Le béton marbré s’étalait en long sous le soleil en laissant tomber sournoisement une nuit verte sur Las Vegas et c’était sexy comme la tragédie des nuits profanes. Un peu de terre rissolée éclatait en croûtes sur le bas-côté des quais de Seine, ce bas-côté qui avait fait circuler le parfum des pierres et ses belles histoires à l’intérieur de la valve du cyborg jadis.

Son imagination que les larmes d’Athènes avaient du mal à déglutir, avait transformé le monde très cinématographique du Sinaï, et correspondait à un numéro lui-aussi imaginaire, et emmaillotée dans les langes au parfum d’ambre paranormale la ville de Cuzco avait mal au coeur dans son métro moite ; la cité des anges, quant à elle, reflétait la moyenne intellectuelle de tous ces gens qui émigraient pour d’autres lacs de cristal, en passant par d’autres ponts automatiques trop surélevés : une odyssée s’indifférant de toutes ces bornes kilométriques, des défauts ésotériques, des herculéennes failles et des crashs des disques durs sans jugeote, internes comme externes.

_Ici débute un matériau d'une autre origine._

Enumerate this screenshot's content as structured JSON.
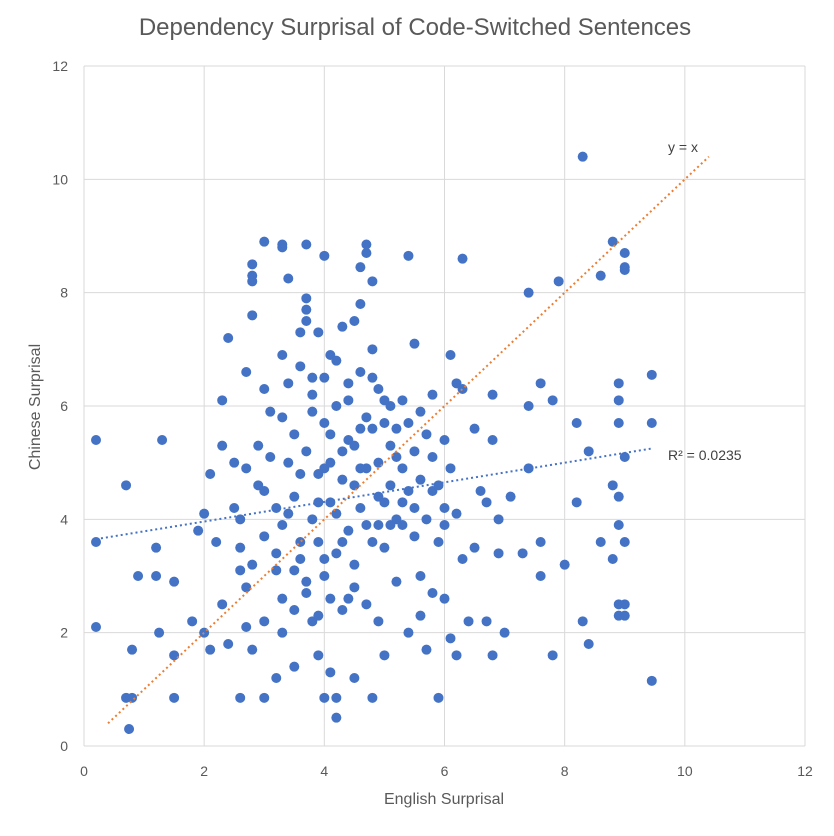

En retournant à Paris pour innover et inventer pour de bon une machine aussi underground que sophistiquée, j’osais enfin susciter sa gémellité dès que les cyborgs en chapeau haut-de-forme se lancèrent à corps-perdu sur les traces de ces clowns tristes qui avaient la frousse parce qu’ils craignaient de perdre leur rituel, leur tradition et même le folklore de leurs vies.